I think the abusive use of the 'batch' term all over the code base an in this discussion is what causing the confusion. sorry about that. Say, caller provides in the API the msg-list. Producer builds up a backlog of msg-list:s to be sent, In each produce request, there is the batch of messages which is a list of msg-list:s flattened out, but not the entire backlog.

max_linger_ms and max_linger_count are to control the timing and seize of the next request to be sent.

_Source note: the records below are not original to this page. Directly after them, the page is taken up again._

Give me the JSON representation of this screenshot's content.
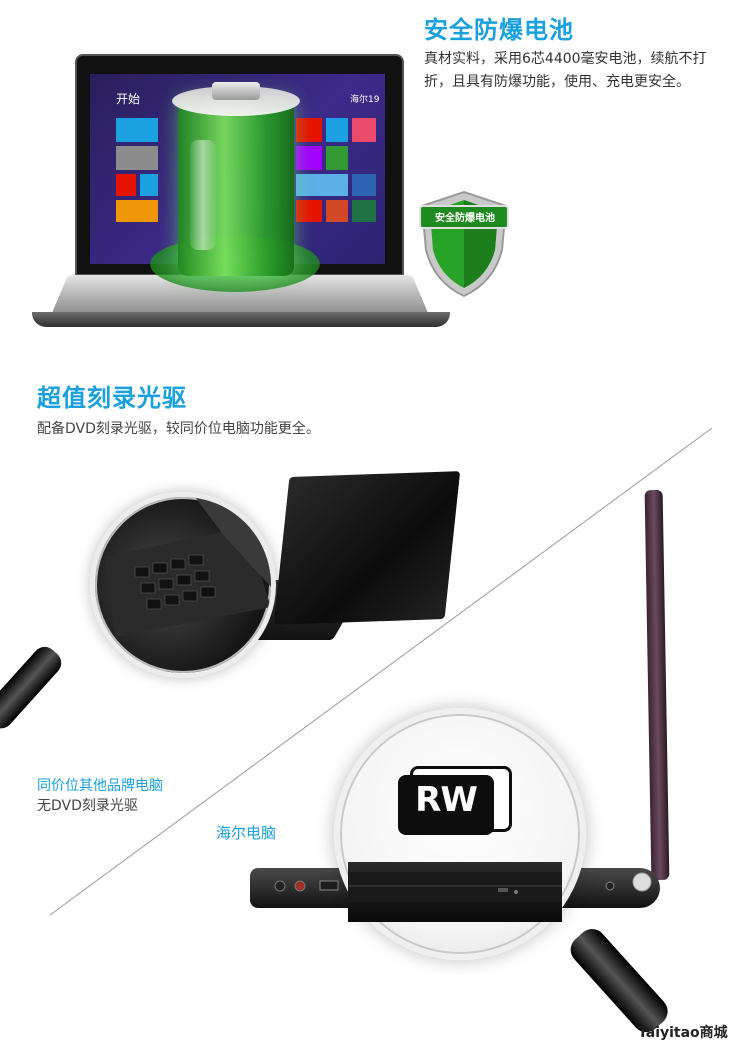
{
  "section1": {
    "title": "安全防爆电池",
    "description": "真材实料，采用6芯4400毫安电池，续航不打折，且具有防爆功能，使用、充电更安全。",
    "shield_label": "安全防爆电池",
    "screen_start": "开始",
    "screen_user": "海尔19"
  },
  "section2": {
    "title": "超值刻录光驱",
    "description": "配备DVD刻录光驱，较同价位电脑功能更全。",
    "caption_blue": "同价位其他品牌电脑",
    "caption_gray": "无DVD刻录光驱",
    "brand_label": "海尔电脑",
    "rw_badge": "RW"
  },
  "watermark": "Taiyitao商城",
  "colors": {
    "accent_blue": "#1aa0dc",
    "battery_green": "#4cc94c",
    "shield_green": "#27a327"
  }
}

alotela commented 3 years ago

ok, so to be pragmatic: 1/ caller produce a batch of messages [{"", value1}, {"", value2}] => producer queue is [{"", value1}, {"", value2}] 2/ caller produce a message value3 => producer queue is [{"", value1}, {"", value2}, value3] 3/ caller produce a batch of messages [{"", value4}, {"", value5}] => producer queue is [{"", value1}, {"", value2}, value3,{"", value4}, {"", value5}]

if max_linger_count = 4, the next request will send [{"", value1}, {"", value2}, value3,{"", value4}] to kafka and when it receives the ack if it is produce_sync or partition_onwire_limit = 1 ?

(again: thank you for your time...)

zmstone commented 3 years ago

My bad, was not quite accurate wrt max_linger configs, let me start over:

Producer keeps track of the size (bytes) of each call and produce requests have an upper limit in bytes max_batch_size.

If the total number of bytes in the entire backlog is less than max_batch_size, we call the backlog 'starving'. max_linger_xx configs are for a 'starving' backlog to wait for more calls. Since you have a single synced caller, the default value 0 should suit you just fine. i.e. the producer should always send immediately, no backlogging or buffering.

zmstone commented 3 years ago

1/ caller produce a batch of messages [{"", value1}, {"", value2}] => producer queue is [{"", value1}, {"", value2}]

Since you are a single caller and calls the sync API, the caller in this case is blocked until {ok, ...} or {error, ...} is returned, and the messages should have been deleted from producer's backlog/queue/buffer.